DoCoMo May Beat Smartphone Sales Target of 1 Million, CFO Tsubouchi Says

Bloomberg

NTT DoCoMo Inc., Japan’s largest mobile-phone operator, may exceed its April target for smartphone sales of 1 million units this fiscal year, helped by demand for Sony Ericsson Mobile Communications AB’s Xperia.

“The smartphone sales target was seen as an ambitious one, but with Xperia’s sales hitting the 300,000 unit mark, it brought it within range,” Chief Financial Officer Kazuto Tsubouchi said in an interview in Tokyo yesterday. “We may also revise the overall mobile-phone sales outlook.”

The company, KDDI Corp., Japan’s second-largest carrier, and Softbank Corp. are expanding their smartphone lineups with models running Google Inc.’s Android software to bolster data traffic and offset falling voice call revenue.

Japan’s smartphone shipments will probably exceed 3 million units in the 12 months from April 1, while the overall mobile- phone market is expected to contract for a third year, according to MM Research Institute Ltd.

DoCoMo rose the most in one month after a Nikkei newspaper reported Japan Communications Inc. will soon start a service that allows Apple Inc.’s iPhone 4 to be used on the carrier’s network.

The shares added 1.8 percent to 139,500 yen, headed for the biggest advance since May 24. The stock has gained 7.6 percent this year, after declining 27 percent in 2009.

DoCoMo’s mobile-phones sales will probably rise 1 percent to 18.2 million units in the year ending March 2011, the Tokyo- based company said last month. The carrier hasn’t disclosed smartphone sales figures for last fiscal year.

Android Sales

Net income is forecast to rise 0.4 percent to 497 billion yen ($5.8 billion) in the 12 months ending March 2011, while revenue may fall 1.5 percent to 4.22 trillion yen, the company said in April. Operating profit will probably increase 0.7 percent to 840 billion yen, it said at the time.

DoCoMo started selling its third Android model last month, while Softbank, Apple Inc.’s exclusive provider of the iPhone in Japan, offers one Android phone. KDDI introduced its first handset running the software developed by Google in June.

Apple shipped 1.69 million iPhones in the year ended March 31 and has 72 percent of the country’s smartphone market, MM Research said in April.
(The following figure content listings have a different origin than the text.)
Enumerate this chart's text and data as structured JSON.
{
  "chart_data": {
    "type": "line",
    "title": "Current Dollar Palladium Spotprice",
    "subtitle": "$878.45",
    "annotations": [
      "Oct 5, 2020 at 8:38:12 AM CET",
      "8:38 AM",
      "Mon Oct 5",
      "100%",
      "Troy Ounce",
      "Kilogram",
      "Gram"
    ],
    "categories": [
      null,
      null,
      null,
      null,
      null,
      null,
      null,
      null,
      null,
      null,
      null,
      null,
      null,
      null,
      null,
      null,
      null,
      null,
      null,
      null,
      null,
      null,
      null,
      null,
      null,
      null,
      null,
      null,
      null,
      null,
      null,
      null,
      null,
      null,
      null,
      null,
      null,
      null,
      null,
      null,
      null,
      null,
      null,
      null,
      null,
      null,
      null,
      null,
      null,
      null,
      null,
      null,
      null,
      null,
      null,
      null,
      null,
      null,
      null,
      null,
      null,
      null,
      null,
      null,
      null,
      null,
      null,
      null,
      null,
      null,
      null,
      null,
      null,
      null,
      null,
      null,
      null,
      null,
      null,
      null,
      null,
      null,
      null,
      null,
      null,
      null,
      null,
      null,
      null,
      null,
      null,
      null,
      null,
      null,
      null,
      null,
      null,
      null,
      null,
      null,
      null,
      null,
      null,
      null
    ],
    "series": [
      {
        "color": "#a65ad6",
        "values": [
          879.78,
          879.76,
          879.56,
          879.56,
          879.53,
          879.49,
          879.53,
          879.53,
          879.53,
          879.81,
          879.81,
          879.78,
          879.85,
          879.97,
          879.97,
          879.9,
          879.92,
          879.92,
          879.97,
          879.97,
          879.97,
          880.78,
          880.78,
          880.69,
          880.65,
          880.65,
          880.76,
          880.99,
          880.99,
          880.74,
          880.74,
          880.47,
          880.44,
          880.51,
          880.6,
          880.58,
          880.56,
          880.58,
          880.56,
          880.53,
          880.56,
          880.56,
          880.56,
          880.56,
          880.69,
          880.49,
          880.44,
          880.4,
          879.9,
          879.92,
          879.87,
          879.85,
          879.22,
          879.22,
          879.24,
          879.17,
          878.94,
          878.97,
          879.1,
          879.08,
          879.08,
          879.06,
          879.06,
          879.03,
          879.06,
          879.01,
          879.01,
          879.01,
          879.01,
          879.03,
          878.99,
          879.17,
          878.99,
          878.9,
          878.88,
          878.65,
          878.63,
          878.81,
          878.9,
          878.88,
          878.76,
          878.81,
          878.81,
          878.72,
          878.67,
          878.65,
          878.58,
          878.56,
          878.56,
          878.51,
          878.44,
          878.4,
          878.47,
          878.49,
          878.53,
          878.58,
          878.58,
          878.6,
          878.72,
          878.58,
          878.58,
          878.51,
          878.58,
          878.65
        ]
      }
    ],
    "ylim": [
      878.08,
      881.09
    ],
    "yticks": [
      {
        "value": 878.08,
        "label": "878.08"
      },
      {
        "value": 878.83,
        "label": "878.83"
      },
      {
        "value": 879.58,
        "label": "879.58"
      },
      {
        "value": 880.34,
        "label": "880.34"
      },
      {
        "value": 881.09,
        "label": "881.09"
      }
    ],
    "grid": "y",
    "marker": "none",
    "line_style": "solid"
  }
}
Handsets made by Taiwan’s HTC Corp., which run on Anroid and Miscrosoft Corp.’s Windows software, were second with 11 percent, the Tokyo-based researcher said.

Android, which also runs on tablet computers, may overtake Apple’s iOS, the operating system for the iPad and iPhone, in two years, El Segundo, California-based industry researcher ISuppli Corp. said yesterday. Google’s software will probably run on 75 million phones in 2012, compared with 62 million handsets for iOS, it said.